The woman was identified only as H.
The prosecutor investigating her reportedly told the woman: “Give me names [of Gülen followers] or else you can’t see your son and I will give him to the Society for the Protection of Children.”
H. reportedly refused to become an informant because she did not want to slander innocent people.
According to TR724, H.’s 10-year-old son A. needs a bone marrow transplant to survive; however, the mother and the son faced insults and accusations when seeking treatment at the hospital.
“There is no bone marrow for the son of a terrorist,” A. was reportedly told at the hospital.
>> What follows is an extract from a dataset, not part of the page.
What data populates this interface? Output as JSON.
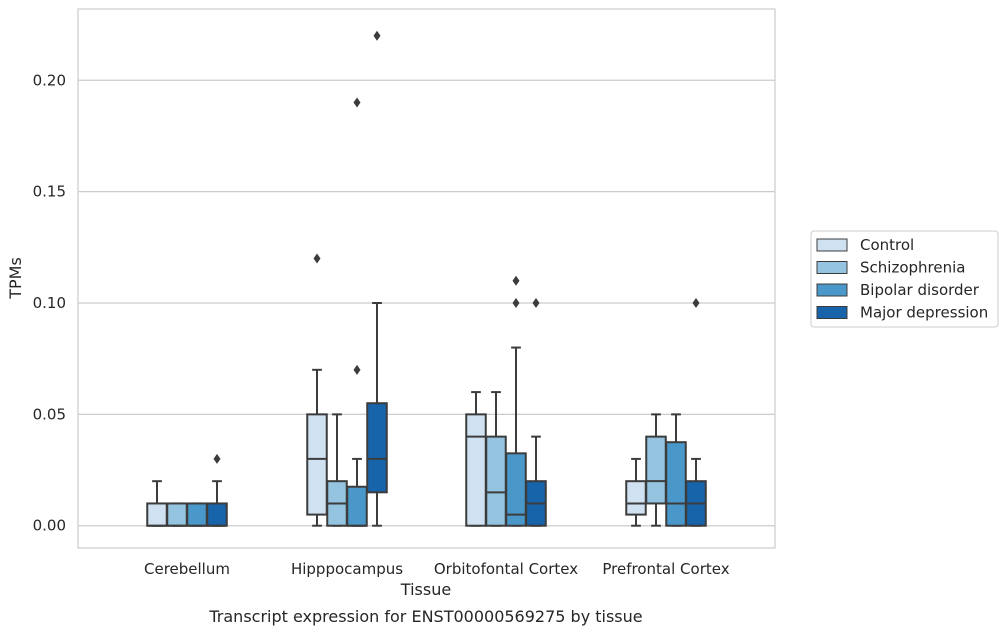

The Turkish government labels the Gülen movement as a terrorist organization despite the lack of any court decision to this effect.
Turkey experienced a military coup attempt on July 15 that killed over 240 people and wounded more than a thousand others. Immediately after the putsch, the Justice and Development Party (AKP) government along with President Recep Tayyip Erdoğan pinned the blame on the Gülen movement despite the lack of any evidence to that effect.
Although the Gülen movement strongly denies having any role in the putsch, the government accuses it of having masterminded the foiled coup. Fethullah Gülen, who inspired the movement, called for an international investigation into the coup attempt, but President Erdoğan — calling the coup attempt “a gift from God” — and the government initiated a widespread purge aimed at cleansing sympathizers of the movement from within state institutions, dehumanizing its popular figures and putting them in custody.
In the currently ongoing post-coup purge, over 135,000 people, including thousands within the military, have been purged due to their real or alleged connection to the Gülen movement, according to a statement by the labor minister on Jan. 10. As of March 1, 93,248 people were being held without charge, with an additional 46,274 in pre-trial detention.
A total of 7,316 academics were dismissed, and 4,070 judges and prosecutors were purged over alleged coup involvement or terrorist links.